Last Modified: Thursday, January 30, 2003 at 11:16 p.m.
The request for a pay raise of nearly $100,000 by Michael Kurtz, general manager of Gainesville Regional Utilities, and for participation in the pension plan for city employees with credit for his 28 years of past service, reported in The Gainesville Sun (Jan. 22), illustrates one of the problems of the city's pension plans.
Kurtz's pension, based on 28 years of service and his requested salary of $250,000, would be $140,000 a year. If he were to retire in average health at age 60, the total pension payments over a reasonable life expectancy would be more than $3 million.
Kurtz is an able manager, though I make no judgment as to the reasonableness of his request. Requests of this type should come to the City Commission with an estimate of the total cost.

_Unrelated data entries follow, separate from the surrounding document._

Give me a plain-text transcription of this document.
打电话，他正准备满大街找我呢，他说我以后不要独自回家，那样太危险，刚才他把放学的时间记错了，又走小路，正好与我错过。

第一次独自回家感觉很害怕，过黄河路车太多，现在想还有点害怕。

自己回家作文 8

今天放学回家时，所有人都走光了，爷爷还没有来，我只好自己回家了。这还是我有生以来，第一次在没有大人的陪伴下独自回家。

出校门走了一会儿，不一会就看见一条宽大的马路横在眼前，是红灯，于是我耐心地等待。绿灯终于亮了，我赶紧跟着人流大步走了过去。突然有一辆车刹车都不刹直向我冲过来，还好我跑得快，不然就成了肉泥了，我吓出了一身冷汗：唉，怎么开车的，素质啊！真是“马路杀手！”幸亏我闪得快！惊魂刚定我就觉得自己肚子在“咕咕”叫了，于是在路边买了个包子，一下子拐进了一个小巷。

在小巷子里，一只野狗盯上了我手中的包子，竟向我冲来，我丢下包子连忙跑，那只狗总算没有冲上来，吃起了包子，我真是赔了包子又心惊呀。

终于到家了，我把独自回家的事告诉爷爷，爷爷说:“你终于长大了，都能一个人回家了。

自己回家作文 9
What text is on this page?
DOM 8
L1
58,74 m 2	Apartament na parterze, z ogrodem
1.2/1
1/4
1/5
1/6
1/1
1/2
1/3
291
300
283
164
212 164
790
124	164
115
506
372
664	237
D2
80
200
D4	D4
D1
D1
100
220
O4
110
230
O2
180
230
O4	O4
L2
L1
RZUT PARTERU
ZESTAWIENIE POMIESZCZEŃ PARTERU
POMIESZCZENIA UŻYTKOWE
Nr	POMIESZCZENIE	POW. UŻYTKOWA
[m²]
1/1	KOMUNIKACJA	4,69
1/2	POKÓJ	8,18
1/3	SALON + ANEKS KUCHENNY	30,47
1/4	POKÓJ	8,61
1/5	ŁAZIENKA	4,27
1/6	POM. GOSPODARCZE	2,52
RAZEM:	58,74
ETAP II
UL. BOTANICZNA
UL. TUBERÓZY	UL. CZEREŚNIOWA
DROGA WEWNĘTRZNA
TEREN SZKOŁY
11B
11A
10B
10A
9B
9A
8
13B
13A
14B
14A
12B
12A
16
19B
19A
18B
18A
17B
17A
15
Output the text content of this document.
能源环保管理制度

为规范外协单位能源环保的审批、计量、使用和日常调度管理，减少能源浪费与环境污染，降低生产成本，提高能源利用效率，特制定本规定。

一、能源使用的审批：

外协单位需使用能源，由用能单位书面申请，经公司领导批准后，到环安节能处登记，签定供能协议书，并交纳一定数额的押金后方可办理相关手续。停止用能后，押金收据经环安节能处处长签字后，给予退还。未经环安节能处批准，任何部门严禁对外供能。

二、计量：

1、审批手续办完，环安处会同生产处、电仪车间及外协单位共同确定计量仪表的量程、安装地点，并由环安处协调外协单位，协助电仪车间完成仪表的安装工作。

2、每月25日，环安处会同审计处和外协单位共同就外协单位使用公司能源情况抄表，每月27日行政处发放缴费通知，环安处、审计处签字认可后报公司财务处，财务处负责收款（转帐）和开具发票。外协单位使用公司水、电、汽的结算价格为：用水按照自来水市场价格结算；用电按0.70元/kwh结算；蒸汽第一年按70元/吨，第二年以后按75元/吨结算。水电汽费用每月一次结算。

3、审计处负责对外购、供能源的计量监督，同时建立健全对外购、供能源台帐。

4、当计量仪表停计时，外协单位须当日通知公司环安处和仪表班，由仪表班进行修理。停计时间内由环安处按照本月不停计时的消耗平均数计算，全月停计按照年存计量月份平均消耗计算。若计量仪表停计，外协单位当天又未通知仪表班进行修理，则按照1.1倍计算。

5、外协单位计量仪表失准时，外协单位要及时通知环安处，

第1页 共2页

Within the past few weeks, I have suggested that any pay increases under consideration for employees who will soon be eligible to retire come to the commission with estimates of the costs of the resulting increase in pensions.
Pension payments are based on earnings in the three years before retirement. For example, an increase in pay of a $100 a month for an employee retiring in three years with 25 years of credited service would result in an increase in pension payments of $50 a month. This could have a present value of about $5,000, depending on the employee's age at retirement and the rate of interest on which calculations are based. Five thousand dollars is quite a large bonus.
This does not mean that employees should not be granted an increase in pay in their last three years of employment, but that city officials should know the total cost of the recommended increases in pay. This seems so important that the requirement that cost estimates be made available should be included in the city charter.